Platform : Fedora Linux 4.1.13-100.fc21.x86_64
Nvidia Driver : 367.44
CUDA Driver Version/RT Version: 8.0/8.0
Compute Capability : 5.2
Here I have found a weird behaviour of CUDA. Following is the pseudocode.
int Main() {
int nstreams = 2;
cudaStream_t *streams = (cudaStream_t *) malloc(nstreams * sizeof(cudaStream_t));
for (int i = 0; i < nstreams; i++)
{
checkCudaErrors(cudaStreamCreateWithFlags(&streams[i], cudaStreamNonBlocking));
}
cudaEvent_t* kernelevents = (cudaEvent_t*)malloc(nstreams * sizeof(cudaEvent_t));
for(int i = 0; i < 2; i++) {
checkCudaErrors(cudaEventCreateWithFlags(kernelevents + i, cudaEventDisableTiming));
}
clock_block<<<1,1,0,streams[0]>>>(100 * 1000 * 1000); //run approix 100 ms
cudaEventRecord(kernelevents[0], streams[0]);
cudaError_t cudastatus;
while(true){
clock_block<<<1,1,0,streams[1]>>>(20 * 1000 * 1000); //run approix 20 ms
std::this_thread::sleep_for(std::chrono::milliseconds(20)); //wait for 20 ms before issuing another kernel launch operation
if( (cudastatus = cudaEventQuery(kernelevents[0])) == cudaSuccess) break;
}
}
void clock_block(clock_t clock_count){
unsigned int start_clock = (unsigned int) clock();
clock_t clock_offset = 0;
while (clock_offset < clock_count)
{
unsigned int end_clock = (unsigned int) clock();
clock_offset = (clock_t)(end_clock - start_clock);
}
}
When waiting for 20ms before issuing another kernel launch on streams 14, the profiler will give this:
In which you can see that the operation has been issued by host thread yet not been executed by the GPU until the persistent kernel launched by stream 13 finished.

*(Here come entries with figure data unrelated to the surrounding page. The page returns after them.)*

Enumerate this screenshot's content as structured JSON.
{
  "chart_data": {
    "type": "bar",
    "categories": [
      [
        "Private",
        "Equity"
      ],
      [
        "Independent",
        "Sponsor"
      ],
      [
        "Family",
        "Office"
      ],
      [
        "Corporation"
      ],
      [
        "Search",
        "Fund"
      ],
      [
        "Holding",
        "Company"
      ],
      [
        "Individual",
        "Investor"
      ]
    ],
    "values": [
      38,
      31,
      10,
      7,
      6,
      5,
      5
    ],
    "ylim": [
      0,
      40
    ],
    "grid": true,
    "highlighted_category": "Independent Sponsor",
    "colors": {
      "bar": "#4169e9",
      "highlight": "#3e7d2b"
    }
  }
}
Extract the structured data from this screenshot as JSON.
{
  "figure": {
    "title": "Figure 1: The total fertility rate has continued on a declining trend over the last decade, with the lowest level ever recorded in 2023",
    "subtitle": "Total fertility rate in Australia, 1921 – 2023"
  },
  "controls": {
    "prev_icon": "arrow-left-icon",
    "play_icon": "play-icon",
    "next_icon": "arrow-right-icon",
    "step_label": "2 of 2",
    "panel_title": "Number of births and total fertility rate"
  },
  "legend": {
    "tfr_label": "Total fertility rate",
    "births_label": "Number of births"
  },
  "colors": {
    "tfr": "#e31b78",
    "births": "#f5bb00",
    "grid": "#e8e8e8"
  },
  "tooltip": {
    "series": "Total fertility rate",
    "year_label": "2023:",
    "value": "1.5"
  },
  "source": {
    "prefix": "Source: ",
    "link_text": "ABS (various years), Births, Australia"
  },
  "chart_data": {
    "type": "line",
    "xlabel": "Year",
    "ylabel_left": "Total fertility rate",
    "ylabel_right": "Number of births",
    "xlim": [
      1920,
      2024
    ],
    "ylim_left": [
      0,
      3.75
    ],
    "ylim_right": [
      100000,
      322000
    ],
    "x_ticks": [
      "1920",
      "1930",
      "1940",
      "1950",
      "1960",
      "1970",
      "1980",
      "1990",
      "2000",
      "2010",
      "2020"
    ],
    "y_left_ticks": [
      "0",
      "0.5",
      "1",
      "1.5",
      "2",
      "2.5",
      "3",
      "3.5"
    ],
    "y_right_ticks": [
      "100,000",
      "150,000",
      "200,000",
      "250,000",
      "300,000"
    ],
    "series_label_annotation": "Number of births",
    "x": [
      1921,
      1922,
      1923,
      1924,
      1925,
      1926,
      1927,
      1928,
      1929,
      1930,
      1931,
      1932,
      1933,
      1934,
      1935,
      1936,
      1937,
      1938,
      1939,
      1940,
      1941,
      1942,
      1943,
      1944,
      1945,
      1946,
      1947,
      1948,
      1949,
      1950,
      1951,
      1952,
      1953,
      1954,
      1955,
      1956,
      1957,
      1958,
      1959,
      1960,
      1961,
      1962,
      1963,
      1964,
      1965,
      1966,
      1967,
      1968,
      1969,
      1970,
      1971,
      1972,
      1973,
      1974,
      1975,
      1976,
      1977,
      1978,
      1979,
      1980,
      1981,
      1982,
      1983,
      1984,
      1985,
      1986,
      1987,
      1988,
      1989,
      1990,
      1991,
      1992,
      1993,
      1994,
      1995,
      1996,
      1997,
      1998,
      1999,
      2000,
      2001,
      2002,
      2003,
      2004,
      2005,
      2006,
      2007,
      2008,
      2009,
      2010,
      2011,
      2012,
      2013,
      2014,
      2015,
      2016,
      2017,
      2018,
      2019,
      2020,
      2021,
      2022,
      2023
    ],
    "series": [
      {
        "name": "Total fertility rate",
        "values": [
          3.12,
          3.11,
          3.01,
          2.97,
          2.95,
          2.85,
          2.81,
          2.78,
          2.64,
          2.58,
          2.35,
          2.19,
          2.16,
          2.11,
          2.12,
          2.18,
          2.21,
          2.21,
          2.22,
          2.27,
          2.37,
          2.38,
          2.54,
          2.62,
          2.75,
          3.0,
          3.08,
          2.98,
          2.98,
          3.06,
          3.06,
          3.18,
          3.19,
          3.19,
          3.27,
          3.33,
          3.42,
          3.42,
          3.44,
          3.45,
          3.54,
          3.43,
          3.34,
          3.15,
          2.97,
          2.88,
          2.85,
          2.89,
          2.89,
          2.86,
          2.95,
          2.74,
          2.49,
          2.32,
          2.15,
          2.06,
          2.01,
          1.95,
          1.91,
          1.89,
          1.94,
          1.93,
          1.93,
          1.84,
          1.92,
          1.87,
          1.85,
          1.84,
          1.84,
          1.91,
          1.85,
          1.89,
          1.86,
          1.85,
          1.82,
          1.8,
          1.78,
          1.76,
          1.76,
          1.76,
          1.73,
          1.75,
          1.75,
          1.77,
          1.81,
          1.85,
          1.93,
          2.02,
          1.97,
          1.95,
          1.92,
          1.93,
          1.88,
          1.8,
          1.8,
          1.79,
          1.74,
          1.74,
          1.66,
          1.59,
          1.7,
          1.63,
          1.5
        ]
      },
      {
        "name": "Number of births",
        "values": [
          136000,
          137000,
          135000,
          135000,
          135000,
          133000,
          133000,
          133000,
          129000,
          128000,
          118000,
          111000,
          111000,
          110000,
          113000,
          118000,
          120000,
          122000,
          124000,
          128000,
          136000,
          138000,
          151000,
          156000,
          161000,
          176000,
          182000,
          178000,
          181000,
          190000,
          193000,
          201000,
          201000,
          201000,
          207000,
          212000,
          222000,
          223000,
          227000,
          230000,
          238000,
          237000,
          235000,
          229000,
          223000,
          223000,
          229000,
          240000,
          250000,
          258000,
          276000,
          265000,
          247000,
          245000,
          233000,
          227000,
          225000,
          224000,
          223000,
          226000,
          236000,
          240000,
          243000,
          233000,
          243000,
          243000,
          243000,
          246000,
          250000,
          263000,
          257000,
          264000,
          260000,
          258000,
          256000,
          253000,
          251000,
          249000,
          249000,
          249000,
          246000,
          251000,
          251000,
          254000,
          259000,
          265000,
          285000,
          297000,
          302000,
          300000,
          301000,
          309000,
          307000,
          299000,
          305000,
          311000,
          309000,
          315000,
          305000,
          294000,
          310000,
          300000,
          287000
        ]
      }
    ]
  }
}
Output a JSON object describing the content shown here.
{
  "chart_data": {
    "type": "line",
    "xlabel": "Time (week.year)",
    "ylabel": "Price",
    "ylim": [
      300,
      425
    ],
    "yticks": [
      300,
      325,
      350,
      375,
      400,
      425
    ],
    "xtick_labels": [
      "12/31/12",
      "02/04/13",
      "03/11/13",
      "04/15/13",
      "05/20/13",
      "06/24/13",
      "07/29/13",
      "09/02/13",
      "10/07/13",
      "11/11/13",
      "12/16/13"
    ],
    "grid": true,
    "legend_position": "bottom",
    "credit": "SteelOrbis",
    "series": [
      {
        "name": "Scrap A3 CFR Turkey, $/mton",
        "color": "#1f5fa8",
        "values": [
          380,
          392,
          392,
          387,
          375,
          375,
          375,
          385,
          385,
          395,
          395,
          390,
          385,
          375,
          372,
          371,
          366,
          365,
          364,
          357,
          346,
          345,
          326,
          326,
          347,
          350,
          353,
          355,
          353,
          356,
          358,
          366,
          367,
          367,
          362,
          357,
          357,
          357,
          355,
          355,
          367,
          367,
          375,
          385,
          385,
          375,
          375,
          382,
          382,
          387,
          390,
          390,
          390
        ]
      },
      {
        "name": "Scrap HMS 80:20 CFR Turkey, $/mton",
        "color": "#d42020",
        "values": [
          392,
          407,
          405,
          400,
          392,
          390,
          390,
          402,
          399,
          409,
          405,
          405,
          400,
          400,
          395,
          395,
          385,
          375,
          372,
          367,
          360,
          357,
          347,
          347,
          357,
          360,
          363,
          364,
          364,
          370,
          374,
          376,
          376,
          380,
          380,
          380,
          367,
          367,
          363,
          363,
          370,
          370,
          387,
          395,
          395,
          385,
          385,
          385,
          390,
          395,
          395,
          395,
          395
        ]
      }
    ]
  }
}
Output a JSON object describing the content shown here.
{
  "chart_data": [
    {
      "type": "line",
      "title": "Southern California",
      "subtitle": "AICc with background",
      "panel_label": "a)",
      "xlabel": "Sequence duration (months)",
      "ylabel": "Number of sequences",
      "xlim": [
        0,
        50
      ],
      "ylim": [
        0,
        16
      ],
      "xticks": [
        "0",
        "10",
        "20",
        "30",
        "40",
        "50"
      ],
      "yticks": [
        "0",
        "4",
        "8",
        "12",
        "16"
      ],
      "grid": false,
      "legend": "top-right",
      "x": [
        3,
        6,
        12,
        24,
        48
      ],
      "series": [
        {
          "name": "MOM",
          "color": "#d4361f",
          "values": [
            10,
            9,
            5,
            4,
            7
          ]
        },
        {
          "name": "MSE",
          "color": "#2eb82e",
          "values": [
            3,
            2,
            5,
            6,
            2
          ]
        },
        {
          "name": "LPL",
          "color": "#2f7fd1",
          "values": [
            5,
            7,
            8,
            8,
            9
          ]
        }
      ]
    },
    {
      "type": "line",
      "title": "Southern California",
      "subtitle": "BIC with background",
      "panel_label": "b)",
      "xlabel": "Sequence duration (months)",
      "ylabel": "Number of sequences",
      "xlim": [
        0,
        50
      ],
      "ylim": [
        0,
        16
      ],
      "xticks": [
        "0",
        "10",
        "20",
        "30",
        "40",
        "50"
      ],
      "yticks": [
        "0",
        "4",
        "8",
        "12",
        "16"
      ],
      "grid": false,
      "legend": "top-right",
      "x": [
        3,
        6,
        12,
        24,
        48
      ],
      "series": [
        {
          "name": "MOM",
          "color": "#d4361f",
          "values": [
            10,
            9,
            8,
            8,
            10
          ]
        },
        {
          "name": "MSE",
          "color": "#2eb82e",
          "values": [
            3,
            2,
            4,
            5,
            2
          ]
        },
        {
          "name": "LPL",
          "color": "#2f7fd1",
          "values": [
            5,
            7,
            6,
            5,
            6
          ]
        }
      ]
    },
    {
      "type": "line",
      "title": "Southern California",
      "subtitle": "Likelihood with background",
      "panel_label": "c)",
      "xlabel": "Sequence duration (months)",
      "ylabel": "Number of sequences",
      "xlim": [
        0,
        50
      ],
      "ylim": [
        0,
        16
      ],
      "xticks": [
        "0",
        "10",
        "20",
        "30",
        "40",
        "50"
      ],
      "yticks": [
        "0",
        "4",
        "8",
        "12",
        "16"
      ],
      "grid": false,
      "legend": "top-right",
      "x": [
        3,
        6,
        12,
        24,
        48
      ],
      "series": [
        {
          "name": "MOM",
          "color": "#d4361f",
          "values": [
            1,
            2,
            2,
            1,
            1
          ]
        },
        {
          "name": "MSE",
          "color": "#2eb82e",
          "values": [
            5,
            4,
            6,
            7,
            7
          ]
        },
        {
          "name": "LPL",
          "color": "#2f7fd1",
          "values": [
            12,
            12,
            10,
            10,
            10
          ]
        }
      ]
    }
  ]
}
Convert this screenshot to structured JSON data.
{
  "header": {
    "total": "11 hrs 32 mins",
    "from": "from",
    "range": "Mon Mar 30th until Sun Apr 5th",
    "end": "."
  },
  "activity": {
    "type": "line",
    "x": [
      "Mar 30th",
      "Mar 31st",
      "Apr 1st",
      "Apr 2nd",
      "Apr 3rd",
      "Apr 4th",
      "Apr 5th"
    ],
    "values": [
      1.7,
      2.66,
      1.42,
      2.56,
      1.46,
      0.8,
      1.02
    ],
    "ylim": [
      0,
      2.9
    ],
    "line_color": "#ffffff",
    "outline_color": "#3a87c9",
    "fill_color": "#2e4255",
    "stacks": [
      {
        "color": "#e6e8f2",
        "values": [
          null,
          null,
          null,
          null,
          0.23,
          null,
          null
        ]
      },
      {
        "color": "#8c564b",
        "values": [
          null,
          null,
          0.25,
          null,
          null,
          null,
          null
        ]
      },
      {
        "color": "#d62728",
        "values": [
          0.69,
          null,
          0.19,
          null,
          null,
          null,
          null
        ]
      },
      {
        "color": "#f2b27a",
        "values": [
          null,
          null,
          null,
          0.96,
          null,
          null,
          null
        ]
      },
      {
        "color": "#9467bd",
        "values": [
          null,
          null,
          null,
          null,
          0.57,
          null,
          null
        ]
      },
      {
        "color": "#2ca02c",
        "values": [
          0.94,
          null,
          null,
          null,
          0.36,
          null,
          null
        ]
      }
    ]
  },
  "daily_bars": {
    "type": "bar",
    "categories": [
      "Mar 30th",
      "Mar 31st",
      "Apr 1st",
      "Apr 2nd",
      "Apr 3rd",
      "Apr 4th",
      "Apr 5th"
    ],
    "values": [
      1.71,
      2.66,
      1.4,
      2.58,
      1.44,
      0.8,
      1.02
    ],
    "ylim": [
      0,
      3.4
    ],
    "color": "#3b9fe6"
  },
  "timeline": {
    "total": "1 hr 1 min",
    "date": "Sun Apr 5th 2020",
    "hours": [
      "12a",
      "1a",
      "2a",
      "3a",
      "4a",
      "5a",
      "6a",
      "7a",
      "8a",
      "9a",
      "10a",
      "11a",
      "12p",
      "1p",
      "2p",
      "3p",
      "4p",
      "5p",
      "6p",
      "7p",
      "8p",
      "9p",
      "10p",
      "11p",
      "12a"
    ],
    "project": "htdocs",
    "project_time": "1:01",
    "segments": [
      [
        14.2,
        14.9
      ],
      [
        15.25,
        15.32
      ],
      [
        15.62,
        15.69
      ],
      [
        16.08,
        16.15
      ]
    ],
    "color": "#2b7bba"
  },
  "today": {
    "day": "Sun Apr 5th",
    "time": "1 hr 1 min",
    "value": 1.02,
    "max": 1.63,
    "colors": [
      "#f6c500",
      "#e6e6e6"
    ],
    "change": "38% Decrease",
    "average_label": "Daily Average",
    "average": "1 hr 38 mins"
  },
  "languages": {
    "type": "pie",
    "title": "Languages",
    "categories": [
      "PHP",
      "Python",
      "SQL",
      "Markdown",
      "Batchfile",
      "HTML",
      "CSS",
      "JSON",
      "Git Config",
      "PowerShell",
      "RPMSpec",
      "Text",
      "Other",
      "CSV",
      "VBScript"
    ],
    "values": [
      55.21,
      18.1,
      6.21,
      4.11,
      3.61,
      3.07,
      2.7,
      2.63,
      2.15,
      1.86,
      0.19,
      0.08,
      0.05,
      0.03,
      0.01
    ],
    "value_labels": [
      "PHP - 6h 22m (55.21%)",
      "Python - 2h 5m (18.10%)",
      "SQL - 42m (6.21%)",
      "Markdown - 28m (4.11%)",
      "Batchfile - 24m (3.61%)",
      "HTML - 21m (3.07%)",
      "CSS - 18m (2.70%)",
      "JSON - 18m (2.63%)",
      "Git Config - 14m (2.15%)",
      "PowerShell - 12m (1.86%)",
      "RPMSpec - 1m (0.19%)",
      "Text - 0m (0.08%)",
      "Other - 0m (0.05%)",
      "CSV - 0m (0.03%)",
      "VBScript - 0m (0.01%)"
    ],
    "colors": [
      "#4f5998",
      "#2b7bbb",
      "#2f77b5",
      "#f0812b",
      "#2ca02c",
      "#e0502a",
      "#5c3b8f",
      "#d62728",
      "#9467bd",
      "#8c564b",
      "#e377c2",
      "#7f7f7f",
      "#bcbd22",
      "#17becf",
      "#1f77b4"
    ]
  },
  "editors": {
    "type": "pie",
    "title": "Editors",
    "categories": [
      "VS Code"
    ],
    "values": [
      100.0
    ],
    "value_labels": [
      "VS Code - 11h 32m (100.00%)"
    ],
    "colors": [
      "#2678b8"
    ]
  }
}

When setting the waiting period to 10ms, we have following:
More kernels launched by stream 14 can be executed while the persistent kernel running, but still, the last kernel launched by stream 14 has to wait to be executed after the finish of the persistent kernel.
However, if we set the running period of the persistent kernel to 60ms, the repeatedly launched kernel remains 10ms, and the waiting period is 10ms as well. We will have following:
The concurrency appears correctly finally.
My thought is that the resources used to launch kernel is used up and the GPU scheduler has to wait for the release of resources from the termination of the persistent kernel so that it could launch another kernel from a different stream. However, with using only a handful of blocks, the SM should not be used up to get itself in the way of the appearance of concurrency.
Anyone has any idea about what is happening here?
Thank you